Why were the Russian elites waiting for eight years to continue the war? That's not entirely clear at the moment. One plausible reason is the unprecedented growth of gas prices in Europe, which made imposing sanctions harder for the European economy than ever. Another possibility is the dire need for fresh water in Crimea: not coincidentally, one of the first targets of the Russian military was the dam blocking the North-Crimean canal. The peninsula wouldn't survive another 2020-level drought.
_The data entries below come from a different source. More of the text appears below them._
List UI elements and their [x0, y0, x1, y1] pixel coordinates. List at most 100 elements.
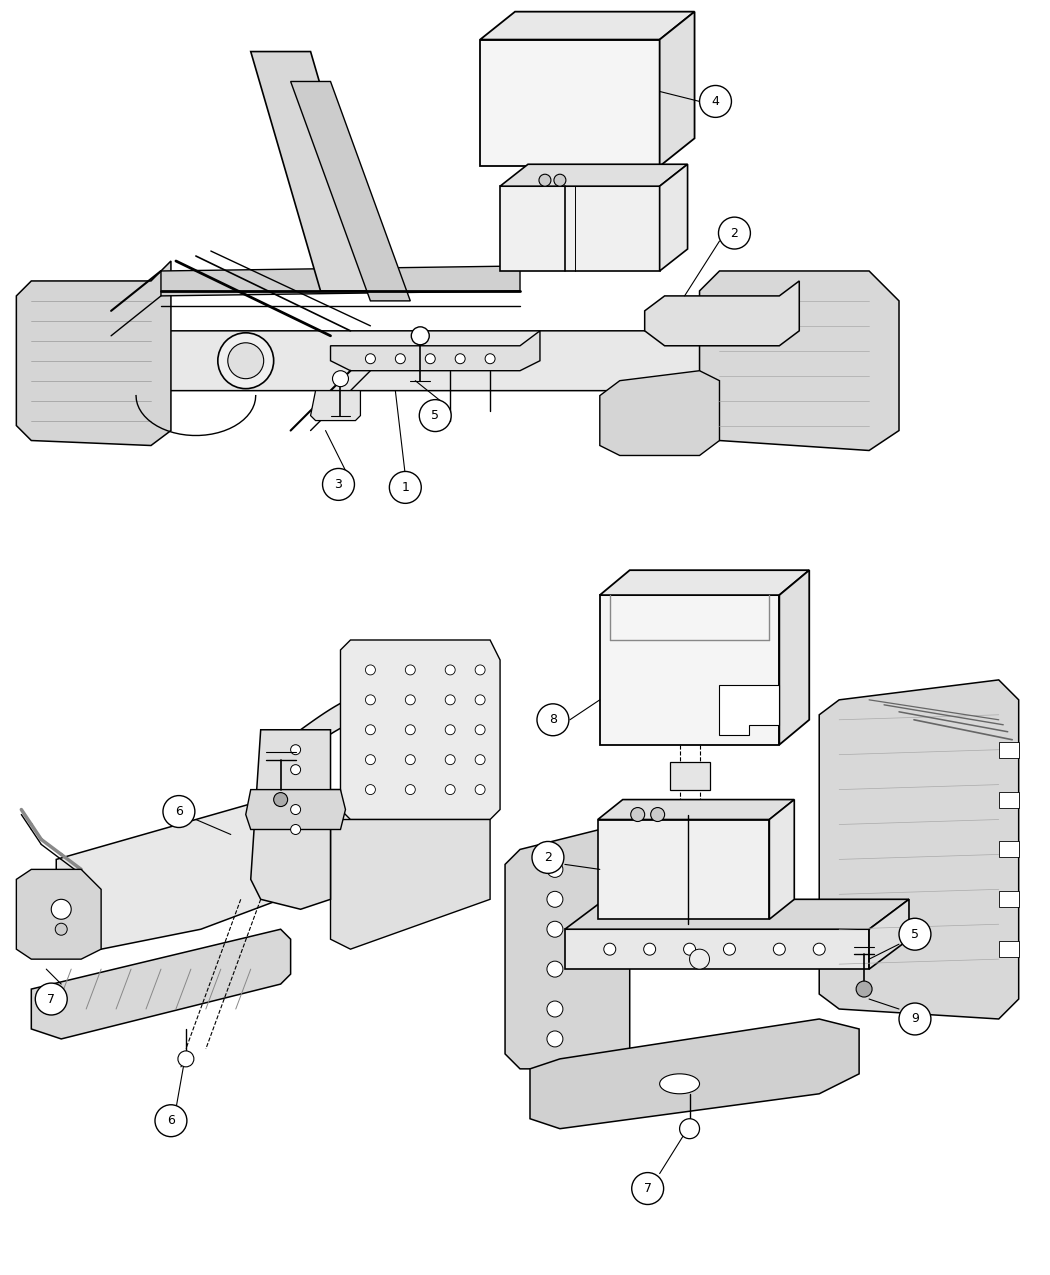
Polygon shape: [819, 680, 1018, 1019]
Circle shape: [274, 793, 288, 807]
Circle shape: [425, 353, 436, 363]
Ellipse shape: [659, 1074, 699, 1094]
Circle shape: [365, 353, 376, 363]
Polygon shape: [770, 799, 794, 919]
Circle shape: [445, 695, 456, 705]
Polygon shape: [600, 595, 779, 745]
Circle shape: [547, 862, 563, 877]
Circle shape: [476, 755, 485, 765]
Circle shape: [632, 1173, 664, 1205]
Circle shape: [476, 666, 485, 674]
Circle shape: [644, 944, 655, 955]
Polygon shape: [246, 789, 345, 830]
Circle shape: [405, 755, 416, 765]
Circle shape: [485, 353, 496, 363]
Circle shape: [291, 805, 300, 815]
Polygon shape: [520, 969, 620, 1068]
Polygon shape: [57, 789, 420, 949]
Circle shape: [365, 695, 376, 705]
Circle shape: [405, 695, 416, 705]
Circle shape: [684, 944, 695, 955]
Polygon shape: [480, 11, 694, 40]
Polygon shape: [645, 280, 799, 346]
Polygon shape: [300, 690, 490, 775]
Text: 7: 7: [47, 992, 56, 1006]
Circle shape: [291, 765, 300, 775]
Polygon shape: [600, 371, 719, 455]
Text: 5: 5: [911, 928, 919, 941]
Circle shape: [445, 666, 456, 674]
Polygon shape: [17, 870, 101, 959]
Circle shape: [365, 784, 376, 794]
Circle shape: [899, 1003, 931, 1035]
Circle shape: [36, 983, 67, 1015]
Text: 5: 5: [432, 409, 439, 422]
Circle shape: [547, 891, 563, 908]
Circle shape: [679, 1118, 699, 1139]
Polygon shape: [659, 11, 694, 166]
Text: 2: 2: [731, 227, 738, 240]
Circle shape: [365, 724, 376, 734]
Circle shape: [604, 944, 615, 955]
Polygon shape: [600, 570, 810, 595]
Circle shape: [163, 796, 195, 827]
Polygon shape: [311, 390, 360, 421]
Circle shape: [651, 807, 665, 821]
Text: 6: 6: [175, 805, 183, 819]
Text: 1: 1: [401, 481, 410, 493]
Polygon shape: [999, 891, 1018, 908]
Text: 7: 7: [644, 1182, 652, 1195]
Circle shape: [690, 949, 710, 969]
Polygon shape: [530, 1019, 859, 1128]
Circle shape: [723, 944, 735, 955]
Text: 8: 8: [549, 713, 556, 727]
Polygon shape: [719, 685, 779, 734]
Polygon shape: [251, 51, 380, 291]
Circle shape: [390, 472, 421, 504]
Polygon shape: [565, 899, 909, 929]
Circle shape: [445, 784, 456, 794]
Circle shape: [476, 724, 485, 734]
Text: 9: 9: [911, 1012, 919, 1025]
Polygon shape: [597, 820, 770, 919]
Circle shape: [228, 343, 264, 379]
Polygon shape: [999, 742, 1018, 757]
Polygon shape: [500, 164, 688, 186]
Polygon shape: [480, 40, 659, 166]
Circle shape: [899, 918, 931, 950]
Circle shape: [539, 175, 551, 186]
Circle shape: [217, 333, 274, 389]
Polygon shape: [565, 929, 869, 969]
Circle shape: [445, 755, 456, 765]
Circle shape: [554, 175, 566, 186]
Polygon shape: [32, 929, 291, 1039]
Circle shape: [814, 944, 825, 955]
Circle shape: [51, 899, 71, 919]
Polygon shape: [699, 272, 899, 450]
Polygon shape: [340, 640, 500, 820]
Circle shape: [365, 666, 376, 674]
Circle shape: [56, 923, 67, 935]
Polygon shape: [505, 830, 630, 1068]
Circle shape: [718, 217, 751, 249]
Circle shape: [445, 724, 456, 734]
Circle shape: [547, 961, 563, 977]
Circle shape: [774, 944, 785, 955]
Text: 4: 4: [712, 94, 719, 108]
Polygon shape: [999, 792, 1018, 807]
Circle shape: [419, 399, 452, 431]
Circle shape: [532, 842, 564, 873]
Text: 6: 6: [167, 1114, 175, 1127]
Circle shape: [405, 724, 416, 734]
Text: 3: 3: [335, 478, 342, 491]
Polygon shape: [291, 82, 411, 301]
Circle shape: [333, 371, 349, 386]
Polygon shape: [597, 799, 794, 820]
Circle shape: [547, 1001, 563, 1017]
Circle shape: [856, 980, 873, 997]
Circle shape: [537, 704, 569, 736]
Circle shape: [412, 326, 429, 344]
Polygon shape: [869, 899, 909, 969]
Circle shape: [631, 807, 645, 821]
Polygon shape: [121, 301, 750, 390]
Ironically, the reason behind the severity of that drought was climate change, which is a direct effect of the very industry that fuels Russian aggression.

Besides that, in 2005, 80% of Russian gas exports to Europe were pumped through pipelines lying in Ukraine, which were only supposed to be decommissioned by 2024. Despite the war, these pipelines are still working, and their utilization is only growing along with gas prices. Apparently, the Russian capital has deemed Nord Stream 2 an acceptable sacrifice for regaining control over the older pipes that Ukrainians will no longer demand a transit fee to use. And even if a stray shell bursts a pipe here or there, it will only further raise gas prices, making the whole affair even more profitable.

One might object: "why, then, are those oil and gas oligarchs publicly denounce the war?" Well, that is one of the more straightforward questions: they are simply preparing an exit strategy for themselves. This is precisely what happened at the Nuremberg tribunal: German industrialists managed to exit unscathed by pretending to be hostages of the Nazi regime while actually being its beneficiaries.

Of course, fuel is not the only reason for this conflict. The annexation of Crimea can also be explained by the strategic importance of Sevastopol (being the only warm-water port of the Russian navy in Europe); and the current war was justified by many with fears of NATO expansion. But let's ask ourselves the question: why does the Russian military even need these strategic footholds? To defend what, exactly? Certainly not the Russian people, who have been ravaged by COVID-19 for two years now with very little concern from the government. No, the reason a capitalist country needs a military in the first place is to defend the interests of its capital. And which capital has interests important enough to justify an all-out war? Only the carbon capital. This is why the fight for fossil fuels is the axial reason behind the war, meaning that all other causes are merely strung on it.